Denise, que recebia um salário de R$ 5 mil na Casa de Cultura, e Rubira, que recebia R$ 3 mil, dizem que resolveram denunciar o esquema de desvios porque temiam ser responsabilizados pelas irregularidades. “Eles queriam que eu assinasse o balanço de 2009 sem que eu soubesse de nada e eu não aceitei”, diz Denise. “Já assinei muito cheque sem saber a finalidade e fiquei com medo de continuar fazendo coisa errada.” Os documentos em poder do MP mostram que mais de 90% dos recursos que abasteciam o caixa da Casa de Cultura Água e Vida saíram dos cofres da União através de convênios do programa Saúde da Família. Os possíveis desvios poderão ser comprovados pelos livros-caixa das entidades. “Existem vários cheques de mais de R$ 100 mil descontados na boca do caixa, pagamentos de diretores e provas do caixa 2”, diz Denise. Para comprovar a utilização de dinheiro não contabilizado movimentado pela entidade, como a retirada de recursos por diretores, pagamentos em espécie para a primeira-dama e contas superfaturadas, Denise apresentou ao MP cópias de um livro-caixa. “Esses documentos me foram passados pelo namorado da filha do prefeito, o Diego”, afirma a ex-presidente. “Vamos provar que tudo isso é uma farsa”, rebate Almeida. O prefeito confirma que o namorado de sua filha trabalhou na ONG e hoje é seu assessor.

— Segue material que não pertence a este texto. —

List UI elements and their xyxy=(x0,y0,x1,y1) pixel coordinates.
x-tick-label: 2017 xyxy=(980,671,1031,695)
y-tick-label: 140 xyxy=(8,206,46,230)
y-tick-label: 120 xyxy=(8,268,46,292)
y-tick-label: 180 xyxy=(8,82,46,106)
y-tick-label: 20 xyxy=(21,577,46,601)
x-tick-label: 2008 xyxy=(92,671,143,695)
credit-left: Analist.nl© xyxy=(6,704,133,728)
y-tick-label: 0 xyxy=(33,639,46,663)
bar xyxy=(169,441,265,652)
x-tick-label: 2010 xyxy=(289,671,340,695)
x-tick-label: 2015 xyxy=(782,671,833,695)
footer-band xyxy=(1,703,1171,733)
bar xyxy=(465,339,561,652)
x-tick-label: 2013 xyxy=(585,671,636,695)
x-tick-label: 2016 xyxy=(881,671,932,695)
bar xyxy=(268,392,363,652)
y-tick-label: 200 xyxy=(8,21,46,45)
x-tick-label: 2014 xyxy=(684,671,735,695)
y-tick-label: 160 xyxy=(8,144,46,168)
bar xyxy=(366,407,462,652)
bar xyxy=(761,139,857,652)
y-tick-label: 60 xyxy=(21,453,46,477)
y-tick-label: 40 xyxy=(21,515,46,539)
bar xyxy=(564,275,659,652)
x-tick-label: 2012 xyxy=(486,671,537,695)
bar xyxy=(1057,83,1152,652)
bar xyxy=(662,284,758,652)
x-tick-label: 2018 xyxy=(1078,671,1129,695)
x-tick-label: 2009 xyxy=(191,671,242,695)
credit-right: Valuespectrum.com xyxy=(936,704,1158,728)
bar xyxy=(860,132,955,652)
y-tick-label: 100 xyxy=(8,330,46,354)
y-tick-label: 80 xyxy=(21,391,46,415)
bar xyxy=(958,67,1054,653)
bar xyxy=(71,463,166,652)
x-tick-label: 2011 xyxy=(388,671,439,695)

As acusações em poder do MP estão descritas e documentadas em 502 páginas, contendo extratos bancários, prestações de contas e cópias de contratos. Entre as folhas 404 e 429, as movimentações bancárias revelam saques de cheques de alto valor, que a ex-presidente da entidade, Denise, garante não ter a menor noção a que se referem.“Eu não tinha acesso a senhas e muito menos à vida financeira da entidade. Fui colocada ali para ser usada”, diz ela. Um extrato bancário da conta-corrente da Casa de Cultura Água e Vida mostra que no dia 2 de abril do ano passado foi sacado no caixa da agência do Banco do Brasil no bairro Jardim Tranquilidade o cheque de número 852.273, no valor de R$ 168.333,54. A quantia foi compensada para outras contas que o MP agora vai rastrear. Extratos de apenas dois meses revelam que a prática de grandes retiradas se repetia rotineiramente. Em 8 e 11 de maio de 2009, na mesma conta e agência, foram sacados outros R$ 323.452,92. À ISTOÉ, em seu gabinete, o prefeito Almeida exibiu documentos bancários demonstrando que as retiradas na boca do caixa foram feitas para o pagamento de salários. “Está evidente que houve um erro do banco no lançamento dos extratos”, diz o prefeito. “Conseguiremos provar que tudo isso é uma farsa”, conclui. O MP é mais cauteloso. O promotor Nadim Mazloun assegura que só depois de um rastreamento bancário mais detalhado será possível estabelecer quanto dinheiro saiu dos cofres das ONGs e qual o exato destino dado a ele. “Está é uma investigação delicada que envolverá a quebra do sigilo bancário das entidades e das pessoas envolvidas”, afirma Mazloun.